Local competition: the traditional Mostar diving competition (Mosto skakanje) runs annually in late July or early August. Entry is open to trained local divers only; spectators line the banks and bridge approaches. Dates vary year to year — check with Mostar’s tourist information office closer to your visit.
Safety Notes
The Neretva is fast-moving. Underwater, the current pushes downstream even when the surface appears calm. The divers always exit to the right bank (east side) after surfacing — follow this instruction if you jump. Do not swim upstream against the current.
Water temperature: approximately 16–18°C in July and August, colder in spring and autumn. The cold shock on impact is significant. Hyperventilation in cold water is a real risk. Breathe steadily before jumping, and exhale as you surface.

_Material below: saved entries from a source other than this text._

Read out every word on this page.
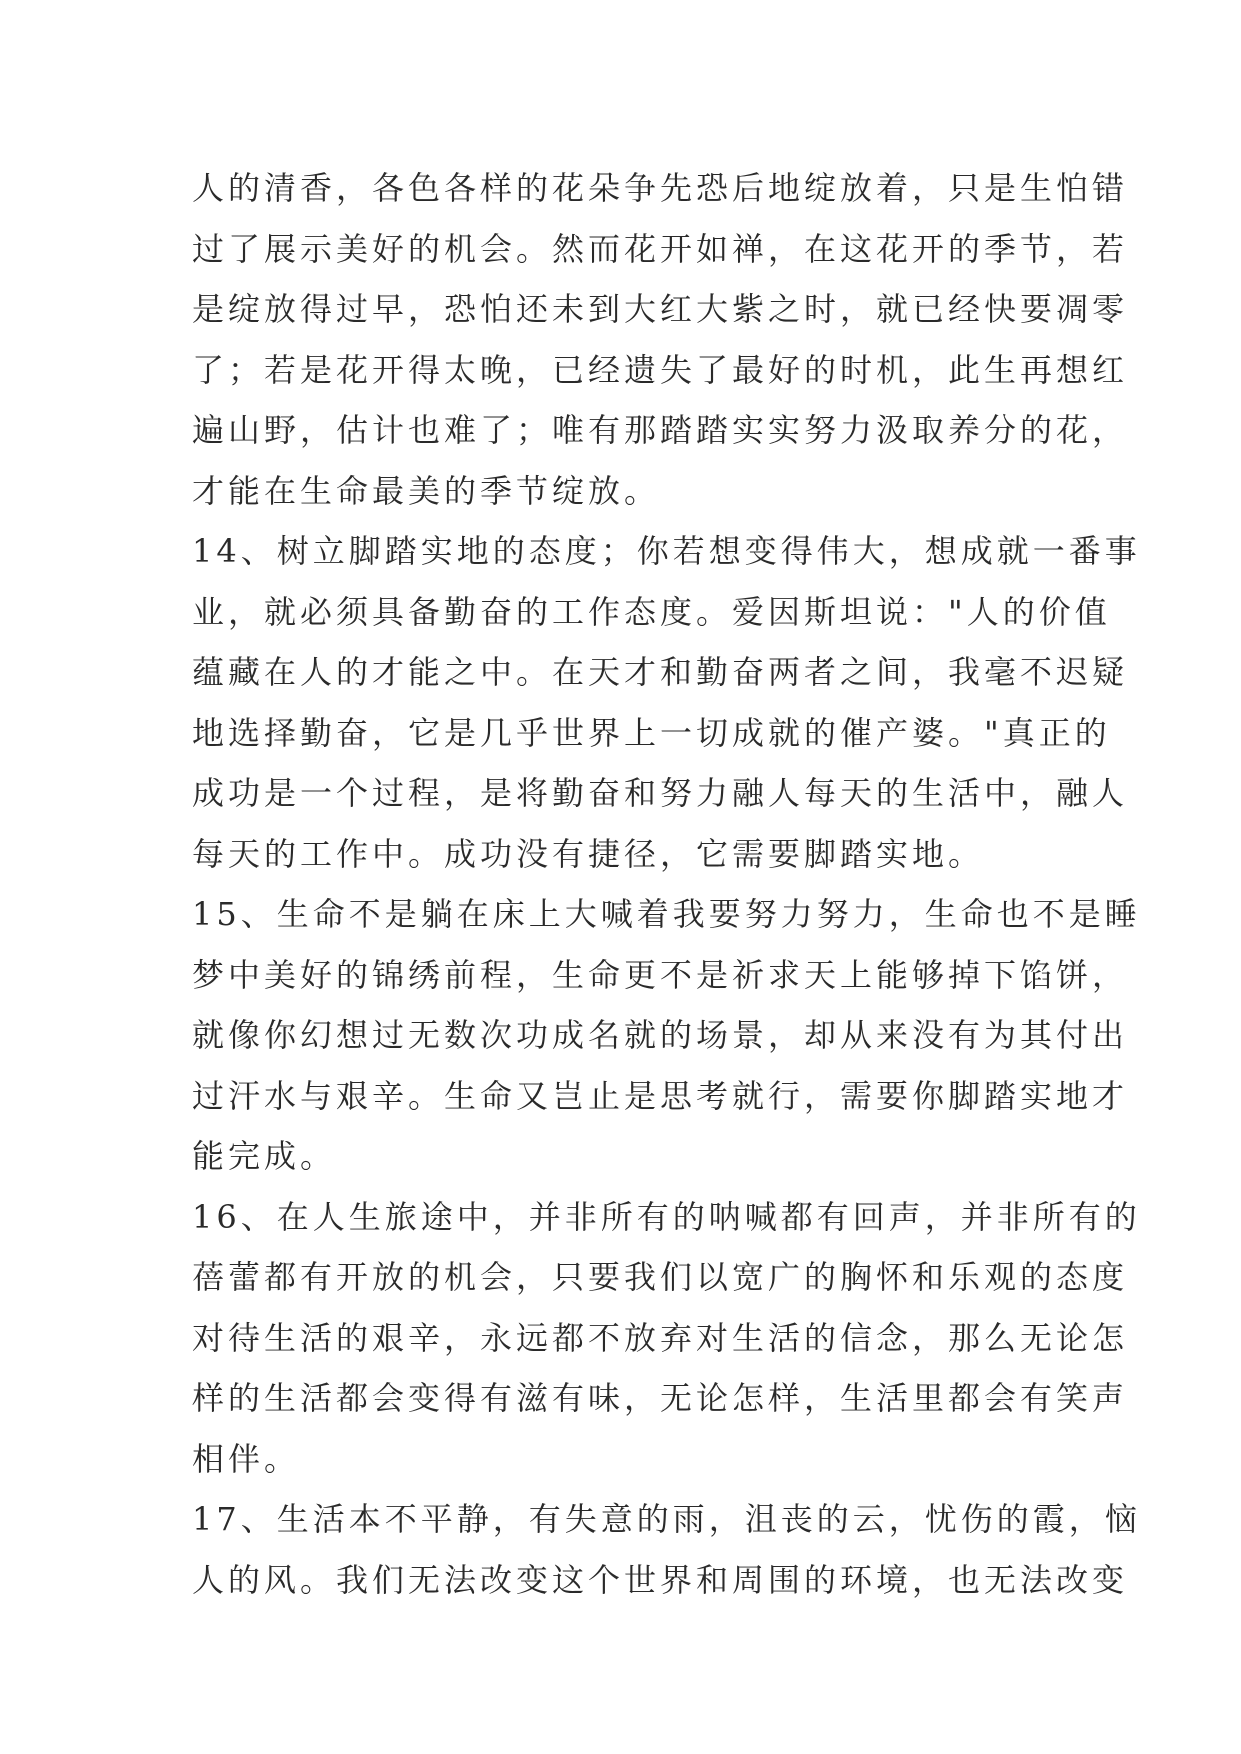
人的清香，各色各样的花朵争先恐后地绽放着，只是生怕错
过了展示美好的机会。然而花开如禅，在这花开的季节，若
是绽放得过早，恐怕还未到大红大紫之时，就已经快要凋零
了；若是花开得太晚，已经遗失了最好的时机，此生再想红
遍山野，估计也难了；唯有那踏踏实实努力汲取养分的花，
才能在生命最美的季节绽放。
14、树立脚踏实地的态度；你若想变得伟大，想成就一番事
业，就必须具备勤奋的工作态度。爱因斯坦说："人的价值
蕴藏在人的才能之中。在天才和勤奋两者之间，我毫不迟疑
地选择勤奋，它是几乎世界上一切成就的催产婆。"真正的
成功是一个过程，是将勤奋和努力融人每天的生活中，融人
每天的工作中。成功没有捷径，它需要脚踏实地。
15、生命不是躺在床上大喊着我要努力努力，生命也不是睡
梦中美好的锦绣前程，生命更不是祈求天上能够掉下馅饼，
就像你幻想过无数次功成名就的场景，却从来没有为其付出
过汗水与艰辛。生命又岂止是思考就行，需要你脚踏实地才
能完成。
16、在人生旅途中，并非所有的呐喊都有回声，并非所有的
蓓蕾都有开放的机会，只要我们以宽广的胸怀和乐观的态度
对待生活的艰辛，永远都不放弃对生活的信念，那么无论怎
样的生活都会变得有滋有味，无论怎样，生活里都会有笑声
相伴。
17、生活本不平静，有失意的雨，沮丧的云，忧伤的霞，恼
人的风。我们无法改变这个世界和周围的环境，也无法改变
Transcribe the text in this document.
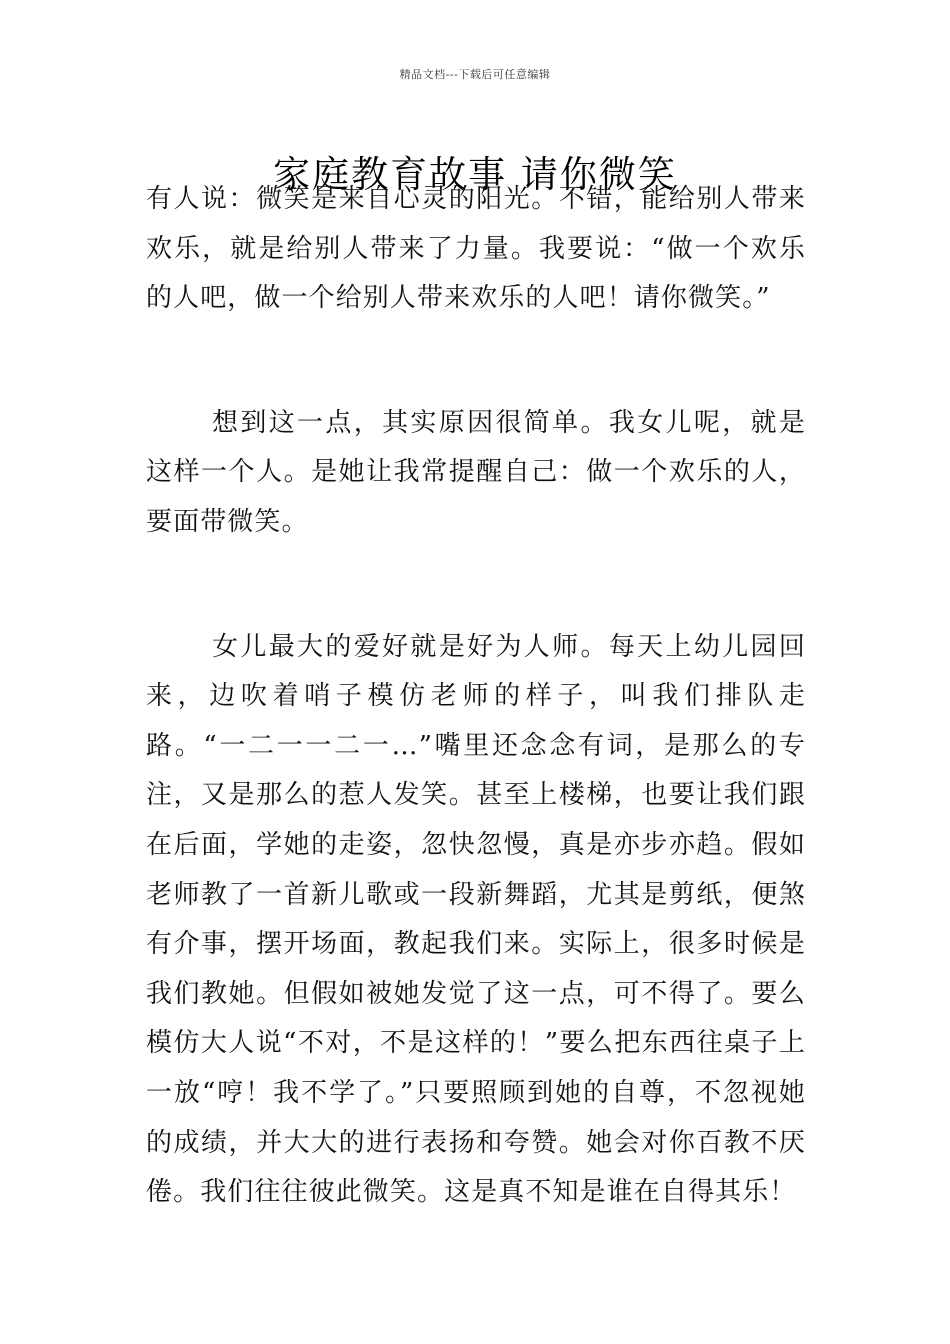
精品文档---下载后可任意编辑
家庭教育故事 请你微笑

有人说：微笑是来自心灵的阳光。不错，能给别人带来欢乐，就是给别人带来了力量。我要说：“做一个欢乐的人吧，做一个给别人带来欢乐的人吧！请你微笑。”

想到这一点，其实原因很简单。我女儿呢，就是这样一个人。是她让我常提醒自己：做一个欢乐的人，要面带微笑。

女儿最大的爱好就是好为人师。每天上幼儿园回来，边吹着哨子模仿老师的样子，叫我们排队走路。“一二一一二一…”嘴里还念念有词，是那么的专注，又是那么的惹人发笑。甚至上楼梯，也要让我们跟在后面，学她的走姿，忽快忽慢，真是亦步亦趋。假如老师教了一首新儿歌或一段新舞蹈，尤其是剪纸，便煞有介事，摆开场面，教起我们来。实际上，很多时候是我们教她。但假如被她发觉了这一点，可不得了。要么模仿大人说“不对，不是这样的！”要么把东西往桌子上一放“哼！我不学了。”只要照顾到她的自尊，不忽视她的成绩，并大大的进行表扬和夸赞。她会对你百教不厌倦。我们往往彼此微笑。这是真不知是谁在自得其乐！
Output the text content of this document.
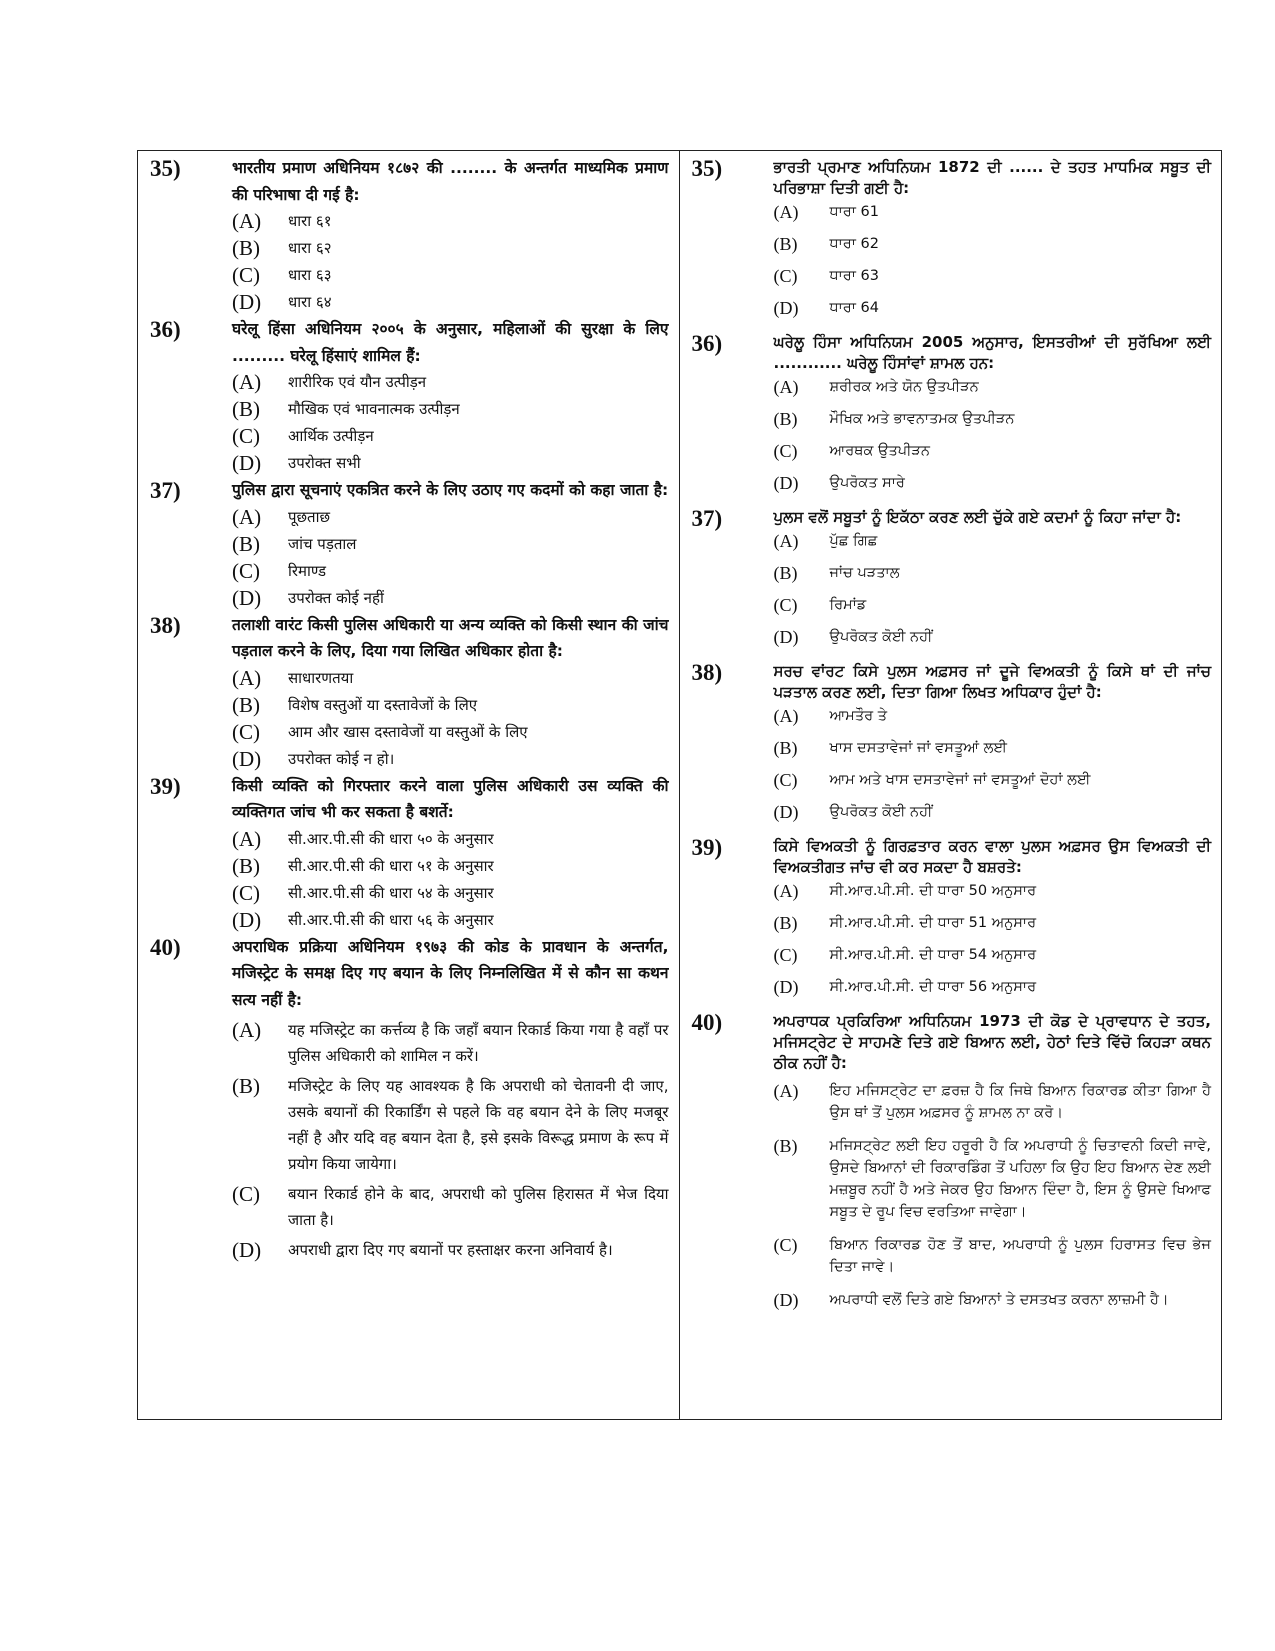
35)	भारतीय प्रमाण अधिनियम १८७२ की ........ के अन्तर्गत माध्यमिक प्रमाण की परिभाषा दी गई है:
(A)	धारा ६१
(B)	धारा ६२
(C)	धारा ६३
(D)	धारा ६४
36)	घरेलू हिंसा अधिनियम २००५ के अनुसार, महिलाओं की सुरक्षा के लिए ......... घरेलू हिंसाएं शामिल हैं:
(A)	शारीरिक एवं यौन उत्पीड़न
(B)	मौखिक एवं भावनात्मक उत्पीड़न
(C)	आर्थिक उत्पीड़न
(D)	उपरोक्त सभी
37)	पुलिस द्वारा सूचनाएं एकत्रित करने के लिए उठाए गए कदमों को कहा जाता है:
(A)	पूछताछ
(B)	जांच पड़ताल
(C)	रिमाण्ड
(D)	उपरोक्त कोई नहीं
38)	तलाशी वारंट किसी पुलिस अधिकारी या अन्य व्यक्ति को किसी स्थान की जांच पड़ताल करने के लिए, दिया गया लिखित अधिकार होता है:
(A)	साधारणतया
(B)	विशेष वस्तुओं या दस्तावेजों के लिए
(C)	आम और खास दस्तावेजों या वस्तुओं के लिए
(D)	उपरोक्त कोई न हो।
39)	किसी व्यक्ति को गिरफ्तार करने वाला पुलिस अधिकारी उस व्यक्ति की व्यक्तिगत जांच भी कर सकता है बशर्ते:
(A)	सी.आर.पी.सी की धारा ५० के अनुसार
(B)	सी.आर.पी.सी की धारा ५१ के अनुसार
(C)	सी.आर.पी.सी की धारा ५४ के अनुसार
(D)	सी.आर.पी.सी की धारा ५६ के अनुसार
40)	अपराधिक प्रक्रिया अधिनियम १९७३ की कोड के प्रावधान के अन्तर्गत, मजिस्ट्रेट के समक्ष दिए गए बयान के लिए निम्नलिखित में से कौन सा कथन सत्य नहीं है:
(A)	यह मजिस्ट्रेट का कर्त्तव्य है कि जहाँ बयान रिकार्ड किया गया है वहाँ पर पुलिस अधिकारी को शामिल न करें।
(B)	मजिस्ट्रेट के लिए यह आवश्यक है कि अपराधी को चेतावनी दी जाए, उसके बयानों की रिकार्डिंग से पहले कि वह बयान देने के लिए मजबूर नहीं है और यदि वह बयान देता है, इसे इसके विरूद्ध प्रमाण के रूप में प्रयोग किया जायेगा।
(C)	बयान रिकार्ड होने के बाद, अपराधी को पुलिस हिरासत में भेज दिया जाता है।
(D)	अपराधी द्वारा दिए गए बयानों पर हस्ताक्षर करना अनिवार्य है।
35)	ਭਾਰਤੀ ਪ੍ਰਮਾਣ ਅਧਿਨਿਯਮ 1872 ਦੀ ...... ਦੇ ਤਹਤ ਮਾਧਮਿਕ ਸਬੂਤ ਦੀ ਪਰਿਭਾਸ਼ਾ ਦਿਤੀ ਗਈ ਹੈ:
(A)	ਧਾਰਾ 61
(B)	ਧਾਰਾ 62
(C)	ਧਾਰਾ 63
(D)	ਧਾਰਾ 64
36)	ਘਰੇਲੂ ਹਿੰਸਾ ਅਧਿਨਿਯਮ 2005 ਅਨੁਸਾਰ, ਇਸਤਰੀਆਂ ਦੀ ਸੁਰੱਖਿਆ ਲਈ ............ ਘਰੇਲੂ ਹਿੰਸਾਂਵਾਂ ਸ਼ਾਮਲ ਹਨ:
(A)	ਸ਼ਰੀਰਕ ਅਤੇ ਯੋਨ ਉਤਪੀੜਨ
(B)	ਮੌਖਿਕ ਅਤੇ ਭਾਵਨਾਤਮਕ ਉਤਪੀੜਨ
(C)	ਆਰਥਕ ਉਤਪੀੜਨ
(D)	ਉਪਰੋਕਤ ਸਾਰੇ
37)	ਪੁਲਸ ਵਲੋਂ ਸਬੂਤਾਂ ਨੂੰ ਇਕੱਠਾ ਕਰਣ ਲਈ ਚੁੱਕੇ ਗਏ ਕਦਮਾਂ ਨੂੰ ਕਿਹਾ ਜਾਂਦਾ ਹੈ:
(A)	ਪੁੱਛ ਗਿਛ
(B)	ਜਾਂਚ ਪੜਤਾਲ
(C)	ਰਿਮਾਂਡ
(D)	ਉਪਰੋਕਤ ਕੋਈ ਨਹੀਂ
38)	ਸਰਚ ਵਾਂਰਟ ਕਿਸੇ ਪੁਲਸ ਅਫ਼ਸਰ ਜਾਂ ਦੂਜੇ ਵਿਅਕਤੀ ਨੂੰ ਕਿਸੇ ਥਾਂ ਦੀ ਜਾਂਚ ਪੜਤਾਲ ਕਰਣ ਲਈ, ਦਿਤਾ ਗਿਆ ਲਿਖਤ ਅਧਿਕਾਰ ਹੁੰਦਾਂ ਹੈ:
(A)	ਆਮਤੌਰ ਤੇ
(B)	ਖਾਸ ਦਸਤਾਵੇਜਾਂ ਜਾਂ ਵਸਤੂਆਂ ਲਈ
(C)	ਆਮ ਅਤੇ ਖਾਸ ਦਸਤਾਵੇਜਾਂ ਜਾਂ ਵਸਤੂਆਂ ਦੋਹਾਂ ਲਈ
(D)	ਉਪਰੋਕਤ ਕੋਈ ਨਹੀਂ
39)	ਕਿਸੇ ਵਿਅਕਤੀ ਨੂੰ ਗਿਰਫ਼ਤਾਰ ਕਰਨ ਵਾਲਾ ਪੁਲਸ ਅਫ਼ਸਰ ਉਸ ਵਿਅਕਤੀ ਦੀ ਵਿਅਕਤੀਗਤ ਜਾਂਚ ਵੀ ਕਰ ਸਕਦਾ ਹੈ ਬਸ਼ਰਤੇ:
(A)	ਸੀ.ਆਰ.ਪੀ.ਸੀ. ਦੀ ਧਾਰਾ 50 ਅਨੁਸਾਰ
(B)	ਸੀ.ਆਰ.ਪੀ.ਸੀ. ਦੀ ਧਾਰਾ 51 ਅਨੁਸਾਰ
(C)	ਸੀ.ਆਰ.ਪੀ.ਸੀ. ਦੀ ਧਾਰਾ 54 ਅਨੁਸਾਰ
(D)	ਸੀ.ਆਰ.ਪੀ.ਸੀ. ਦੀ ਧਾਰਾ 56 ਅਨੁਸਾਰ
40)	ਅਪਰਾਧਕ ਪ੍ਰਕਿਰਿਆ ਅਧਿਨਿਯਮ 1973 ਦੀ ਕੋਡ ਦੇ ਪ੍ਰਾਵਧਾਨ ਦੇ ਤਹਤ, ਮਜਿਸਟ੍ਰੇਟ ਦੇ ਸਾਹਮਣੇ ਦਿਤੇ ਗਏ ਬਿਆਨ ਲਈ, ਹੇਠਾਂ ਦਿਤੇ ਵਿੱਚੋ ਕਿਹੜਾ ਕਥਨ ਠੀਕ ਨਹੀਂ ਹੈ:
(A)	ਇਹ ਮਜਿਸਟ੍ਰੇਟ ਦਾ ਫ਼ਰਜ਼ ਹੈ ਕਿ ਜਿਥੇ ਬਿਆਨ ਰਿਕਾਰਡ ਕੀਤਾ ਗਿਆ ਹੈ ਉਸ ਥਾਂ ਤੋਂ ਪੁਲਸ ਅਫ਼ਸਰ ਨੂੰ ਸ਼ਾਮਲ ਨਾ ਕਰੋ।
(B)	ਮਜਿਸਟ੍ਰੇਟ ਲਈ ਇਹ ਹਰੂਰੀ ਹੈ ਕਿ ਅਪਰਾਧੀ ਨੂੰ ਚਿਤਾਵਨੀ ਕਿਦੀ ਜਾਵੇ, ਉਸਦੇ ਬਿਆਨਾਂ ਦੀ ਰਿਕਾਰਡਿੰਗ ਤੋਂ ਪਹਿਲਾ ਕਿ ਉਹ ਇਹ ਬਿਆਨ ਦੇਣ ਲਈ ਮਜ਼ਬੂਰ ਨਹੀਂ ਹੈ ਅਤੇ ਜੇਕਰ ਉਹ ਬਿਆਨ ਦਿੰਦਾ ਹੈ, ਇਸ ਨੂੰ ਉਸਦੇ ਖਿਆਫ ਸਬੂਤ ਦੇ ਰੂਪ ਵਿਚ ਵਰਤਿਆ ਜਾਵੇਗਾ।
(C)	ਬਿਆਨ ਰਿਕਾਰਡ ਹੋਣ ਤੋਂ ਬਾਦ, ਅਪਰਾਧੀ ਨੂੰ ਪੁਲਸ ਹਿਰਾਸਤ ਵਿਚ ਭੇਜ ਦਿਤਾ ਜਾਵੇ।
(D)	ਅਪਰਾਧੀ ਵਲੋਂ ਦਿਤੇ ਗਏ ਬਿਆਨਾਂ ਤੇ ਦਸਤਖਤ ਕਰਨਾ ਲਾਜ਼ਮੀ ਹੈ।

The club does not permit solo jumping without their supervision. The occasional tourist who attempts to jump independently — usually at night, after drinking — has ended in injury on the rocks. The underwater topography below the bridge includes submerged stone; the divers know exactly where the safe entry zone is. Without that knowledge, the risk increases substantially.
Best Time to Visit
Late morning to mid-afternoon (roughly 10am–4pm) in July and August gives you the best chance of seeing multiple jumps. The divers jump when there is enough of a crowd to make it worthwhile, which requires peak hours.
For a cooler and less crowded experience, May, June, and September hit a balance between reliable warm weather and manageable tourist numbers. The bridge is extraordinary in any season, but the jumping tradition slows considerably outside the main summer months.
Getting to Mostar
From Dubrovnik: The most common approach. Drive via Neum (Bosnia’s coastal corridor — you will cross two Croatian border checkpoints); total journey approximately 2 hours 30 minutes to 2 hours 45 minutes by car. Organised day tours from Dubrovnik are available from approximately €45–65 per person as of 2026, including transport and a local guide.
From Sarajevo: Two and a half hours by car along the M17 — a spectacular drive following the Neretva valley through canyon scenery. Buses run regularly from Sarajevo’s central bus station; journey approximately 2 hours 30 minutes, fare approximately 20 BAM (€10) one way.
Parking in Mostar: Aim for the car parks on the east bank near the Old Bazaar. Approximately 2–3 BAM per hour as of 2026. The Old Town itself is largely pedestrianised.
Book a guided day trip from Dubrovnik or Sarajevo that includes Stari Most, the Old Bazaar, and a local guide: Tours in Mostar | Day trips from Dubrovnik into Bosnia
See also: Bosnia & Herzegovina travel guide | What to see in Mostar
Frequently Asked Questions
- Can tourists jump from Stari Most?
- Yes, but you must pay a donation of approximately 50 BAM (around €25) to the Mostari divers' club and complete a supervised training jump first. Spontaneous jumps without club involvement are strongly discouraged and the divers will intervene.
- How cold is the Neretva River in summer?
- Water temperature sits around 16–18°C in July and August — cold by sea-swimming standards. The shock on entry is significant even on a 35°C day. The divers train year-round and are adapted to it; first-time jumpers are not.
- When is the best time to see the bridge divers in Mostar?
- Late morning through mid-afternoon (roughly 10am–4pm) in summer, when the sun is high and crowds are large enough to justify the jump. The divers work for donations from spectators, so attendance matters. Outside July–August, sightings are less reliable.